In a merit-based bonus structure, associates are paid bonuses based on… merit. The good news is that this allows for good old-fashion Machiavellian competition (which is kind of why you went into BigLaw in the first place, right?). The bad news is that the concept of merit seems to be difficult to quantify, and because it’s so hard for partners at BigLaw firms to get their minds around, they’ve historically interpreted it as synonymous with billed hours. So interpreted, a merit based system might encourage the bilking of clients and a preoccupation with quantity and not quality legal work.
The well-attended debate lasted about an hour and a half. David Lat, who argued for merit- based systems, was convincing when he called into question Mystal’s claim that slackers mostly don’t exist at elite BigLaw firms. Those of us who suffered through the too recent Bush administrations realize that slackers can exist at all levels of public and private practice. It strikes us that free-riding is as old as the sun and likely infects even exclusive law firms, especially when doing enough work to kill an average attorney still qualifies as “free-riding” at such places. Elie Mystal was equally convincing when he claimed that in 700 lawyer firms, with offices are spread around the globe, there is no coherent way for partners to compare the “merit” of various associates. Without any basis of comparison, partners generally end up advocating for their associates, and unsystematic chaos ensues.
By the end of the Q&A, the consensus from the audience and speakers alike seemed to be that both lock-step and merit bonus systems were band-aids on the hemorrhaging wound that is the billable hour in BigLaw culture. The speakers urged the law students in attendance that the big firm life of the 80’s and 90’s might be a thing of the past and the historic security of law firm life was now in question. On the happier side of things, it seemed clear that many well-established firms will endure the contracting economy, and new models of practicing law will emerge from the downsizing ashes that might actually be more profitable and humane than the current interpretation of billable hours at BigLaw firms.

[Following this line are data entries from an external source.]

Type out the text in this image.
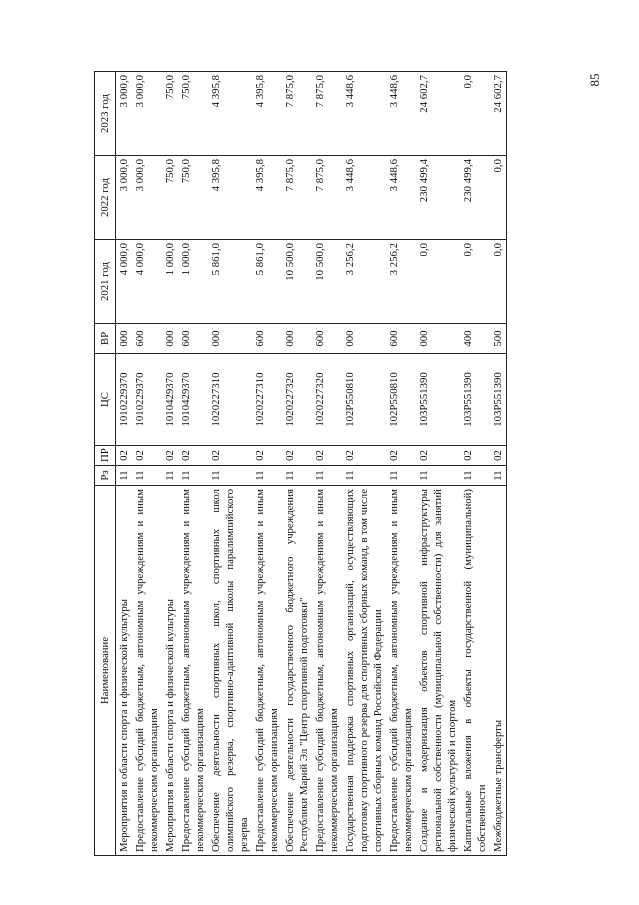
85
Наименование	Рз	ПР	ЦС	ВР	2021 год	2022 год	2023 год
Мероприятия в области спорта и физической культуры	11	02	1010229370	000	4 000,0	3 000,0	3 000,0
Предоставление субсидий бюджетным, автономным учреждениям и иным некоммерческим организациям	11	02	1010229370	600	4 000,0	3 000,0	3 000,0
Мероприятия в области спорта и физической культуры	11	02	1010429370	000	1 000,0	750,0	750,0
Предоставление субсидий бюджетным, автономным учреждениям и иным некоммерческим организациям	11	02	1010429370	600	1 000,0	750,0	750,0
Обеспечение деятельности спортивных школ, спортивных школ олимпийского резерва, спортивно-адаптивной школы паралимпийского резерва	11	02	1020227310	000	5 861,0	4 395,8	4 395,8
Предоставление субсидий бюджетным, автономным учреждениям и иным некоммерческим организациям	11	02	1020227310	600	5 861,0	4 395,8	4 395,8
Обеспечение деятельности государственного бюджетного учреждения Республики Марий Эл "Центр спортивной подготовки"	11	02	1020227320	000	10 500,0	7 875,0	7 875,0
Предоставление субсидий бюджетным, автономным учреждениям и иным некоммерческим организациям	11	02	1020227320	600	10 500,0	7 875,0	7 875,0
Государственная поддержка спортивных организаций, осуществляющих подготовку спортивного резерва для спортивных сборных команд, в том числе спортивных сборных команд Российской Федерации	11	02	102P550810	000	3 256,2	3 448,6	3 448,6
Предоставление субсидий бюджетным, автономным учреждениям и иным некоммерческим организациям	11	02	102P550810	600	3 256,2	3 448,6	3 448,6
Создание и модернизация объектов спортивной инфраструктуры региональной собственности (муниципальной собственности) для занятий физической культурой и спортом	11	02	103P551390	000	0,0	230 499,4	24 602,7
Капитальные вложения в объекты государственной (муниципальной) собственности	11	02	103P551390	400	0,0	230 499,4	0,0
Межбюджетные трансферты	11	02	103P551390	500	0,0	0,0	24 602,7
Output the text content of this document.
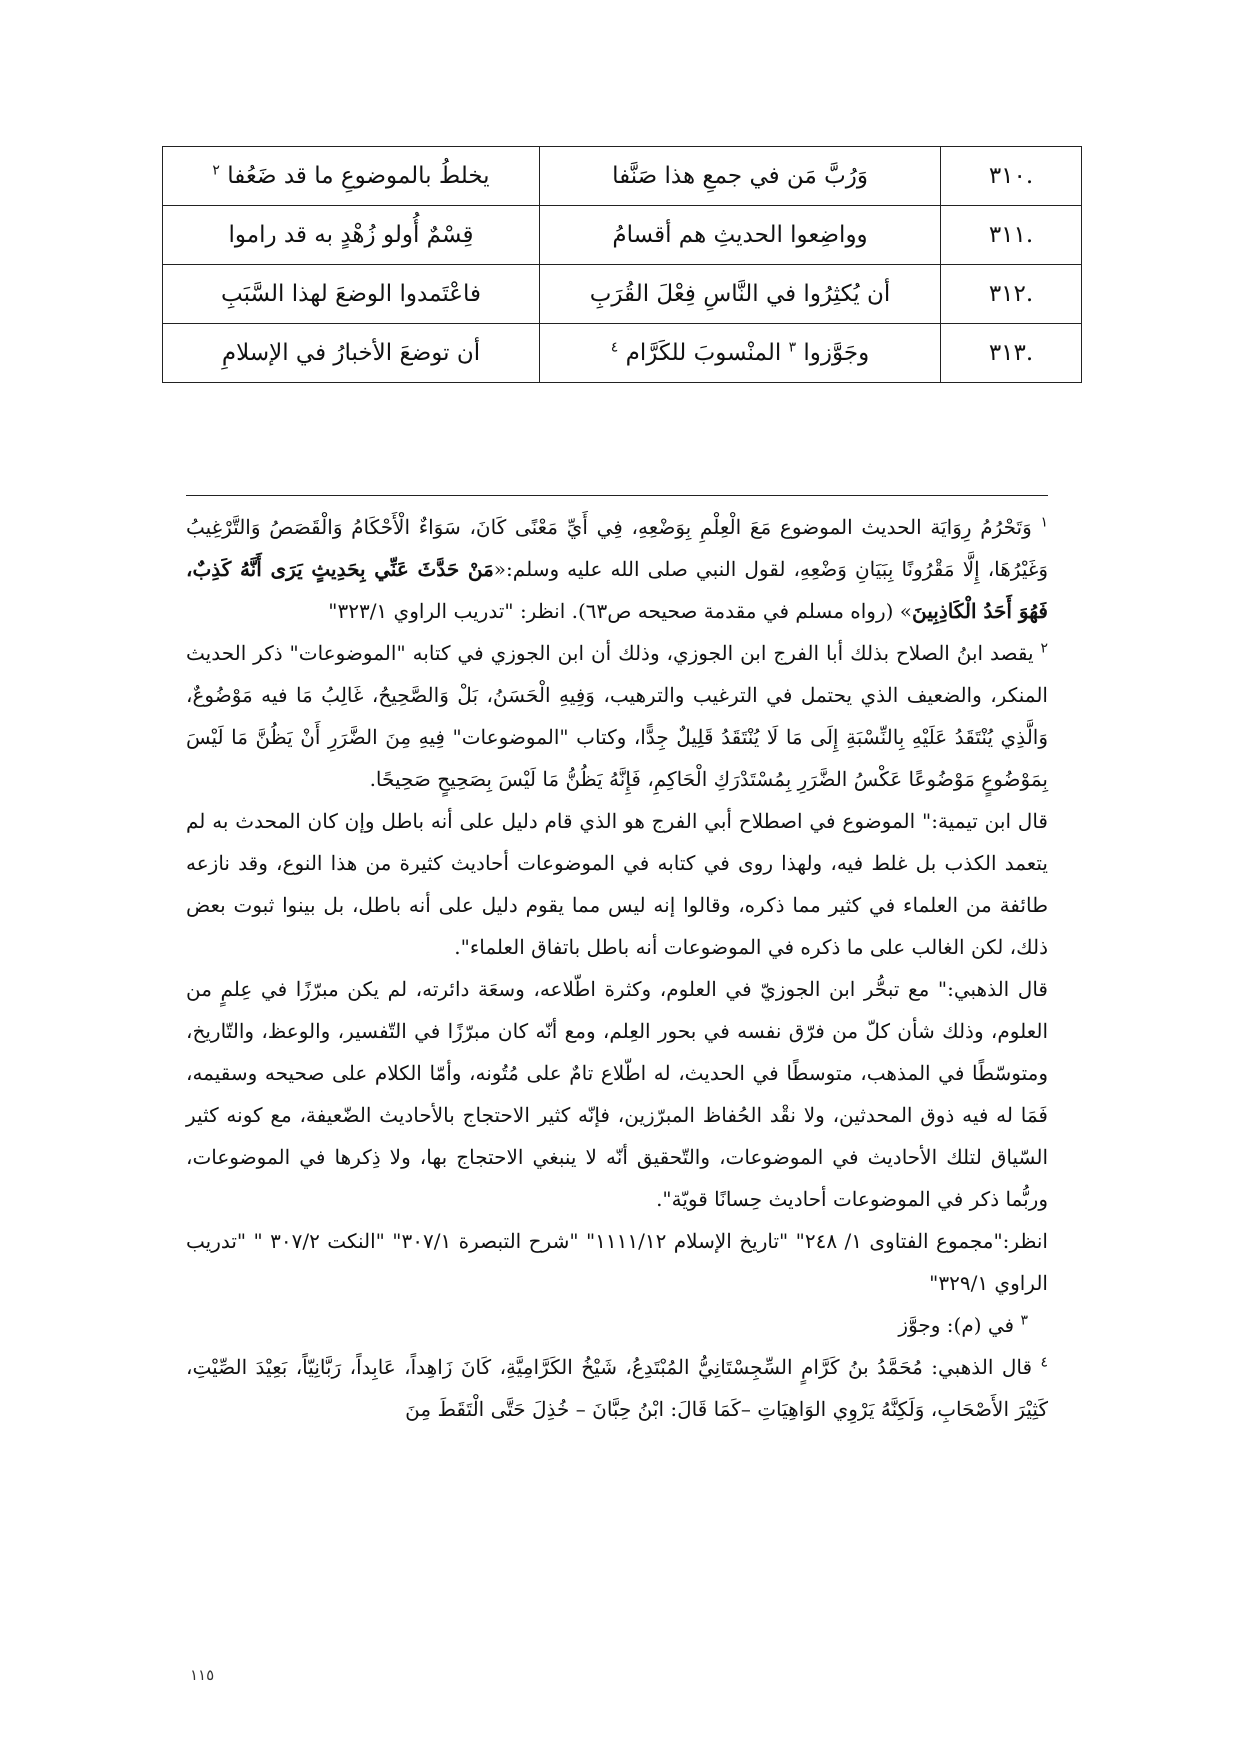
.٣١٠	وَرُبَّ مَن في جمعِ هذا صَنَّفا	يخلطُ بالموضوعِ ما قد ضَعُفا $^٢$
.٣١١	وواضِعوا الحديثِ هم أقسامُ	قِسْمٌ أُولو زُهْدٍ به قد راموا
.٣١٢	أن يُكثِرُوا في النَّاسِ فِعْلَ القُرَبِ	فاعْتَمدوا الوضعَ لهذا السَّبَبِ
.٣١٣	وجَوَّزوا $^٣$ المنْسوبَ للكَرَّام $^٤$	أن توضعَ الأخبارُ في الإسلامِ

$^١$ وَتَحْرُمُ رِوَايَة الحديث الموضوع مَعَ الْعِلْمِ بِوَضْعِهِ، فِي أَيِّ مَعْنًى كَانَ، سَوَاءٌ الْأَحْكَامُ وَالْقَصَصُ وَالتَّرْغِيبُ وَغَيْرُهَا، إِلَّا مَقْرُونًا بِبَيَانِ وَضْعِهِ، لقول النبي صلى الله عليه وسلم:«مَنْ حَدَّثَ عَنِّي بِحَدِيثٍ يَرَى أَنَّهُ كَذِبٌ، فَهُوَ أَحَدُ الْكَاذِبِينَ» (رواه مسلم في مقدمة صحيحه ص٦٣). انظر: "تدريب الراوي ٣٢٣/١"

$^٢$ يقصد ابنُ الصلاح بذلك أبا الفرج ابن الجوزي، وذلك أن ابن الجوزي في كتابه "الموضوعات" ذكر الحديث المنكر، والضعيف الذي يحتمل في الترغيب والترهيب، وَفِيهِ الْحَسَنُ، بَلْ وَالصَّحِيحُ، غَالِبُ مَا فيه مَوْضُوعٌ، وَالَّذِي يُنْتَقَدُ عَلَيْهِ بِالنِّسْبَةِ إِلَى مَا لَا يُنْتَقَدُ قَلِيلٌ جِدًّا، وكتاب "الموضوعات" فِيهِ مِنَ الضَّرَرِ أَنْ يَظُنَّ مَا لَيْسَ بِمَوْضُوعٍ مَوْضُوعًا عَكْسُ الضَّرَرِ بِمُسْتَدْرَكِ الْحَاكِمِ، فَإِنَّهُ يَظُنُّ مَا لَيْسَ بِصَحِيحٍ صَحِيحًا.

قال ابن تيمية:" الموضوع في اصطلاح أبي الفرج هو الذي قام دليل على أنه باطل وإن كان المحدث به لم يتعمد الكذب بل غلط فيه، ولهذا روى في كتابه في الموضوعات أحاديث كثيرة من هذا النوع، وقد نازعه طائفة من العلماء في كثير مما ذكره، وقالوا إنه ليس مما يقوم دليل على أنه باطل، بل بينوا ثبوت بعض ذلك، لكن الغالب على ما ذكره في الموضوعات أنه باطل باتفاق العلماء".

قال الذهبي:" مع تبحُّر ابن الجوزيّ في العلوم، وكثرة اطّلاعه، وسعَة دائرته، لم يكن مبرّزًا في عِلمٍ من العلوم، وذلك شأن كلّ من فرّق نفسه في بحور العِلم، ومع أنّه كان مبرّزًا في التّفسير، والوعظ، والتّاريخ، ومتوسّطًا في المذهب، متوسطًا في الحديث، له اطّلاع تامٌ على مُتُونه، وأمّا الكلام على صحيحه وسقيمه، فَمَا له فيه ذوق المحدثين، ولا نقْد الحُفاظ المبرّزين، فإنّه كثير الاحتجاج بالأحاديث الضّعيفة، مع كونه كثير السّياق لتلك الأحاديث في الموضوعات، والتّحقيق أنّه لا ينبغي الاحتجاج بها، ولا ذِكرها في الموضوعات، وربُّما ذكر في الموضوعات أحاديث حِسانًا قويّة".

انظر:"مجموع الفتاوى ١/ ٢٤٨" "تاريخ الإسلام ١١١١/١٢" "شرح التبصرة ٣٠٧/١" "النكت ٣٠٧/٢ " "تدريب الراوي ٣٢٩/١"

$^٣$ في (م): وجوَّز

$^٤$ قال الذهبي: مُحَمَّدُ بنُ كَرَّامٍ السِّجِسْتَانِيُّ المُبْتَدِعُ، شَيْخُ الكَرَّامِيَّةِ، كَانَ زَاهِداً، عَابِداً، رَبَّانِيّاً، بَعِيْدَ الصِّيْتِ، كَثِيْرَ الأَصْحَابِ، وَلَكِنَّهُ يَرْوِي الوَاهِيَاتِ –كَمَا قَالَ: ابْنُ حِبَّانَ – خُذِلَ حَتَّى الْتَقَطَ مِنَ

١١٥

All that was fine, but so many people showed up for the debate that mere crumbs were all that remained of the turkey wrap platters by the time I got there. Undeterred, I moved on to the reception at Cork Bar downtown (part 2 of the ATL extravaganza) intent upon feasting on the promised hors d’oeures. Donning a pair of grey suede heels and the de rigueur name tag, I soon found myself engaged in spirited discourse about the glass-ceiling female associates face at BigLaw firms. As the hour grew late, I clicked my heels twice, snagged a focaccia canape, then drifted into the night.
Article by Jodi Triplett of Blueprint LSAT Preparation.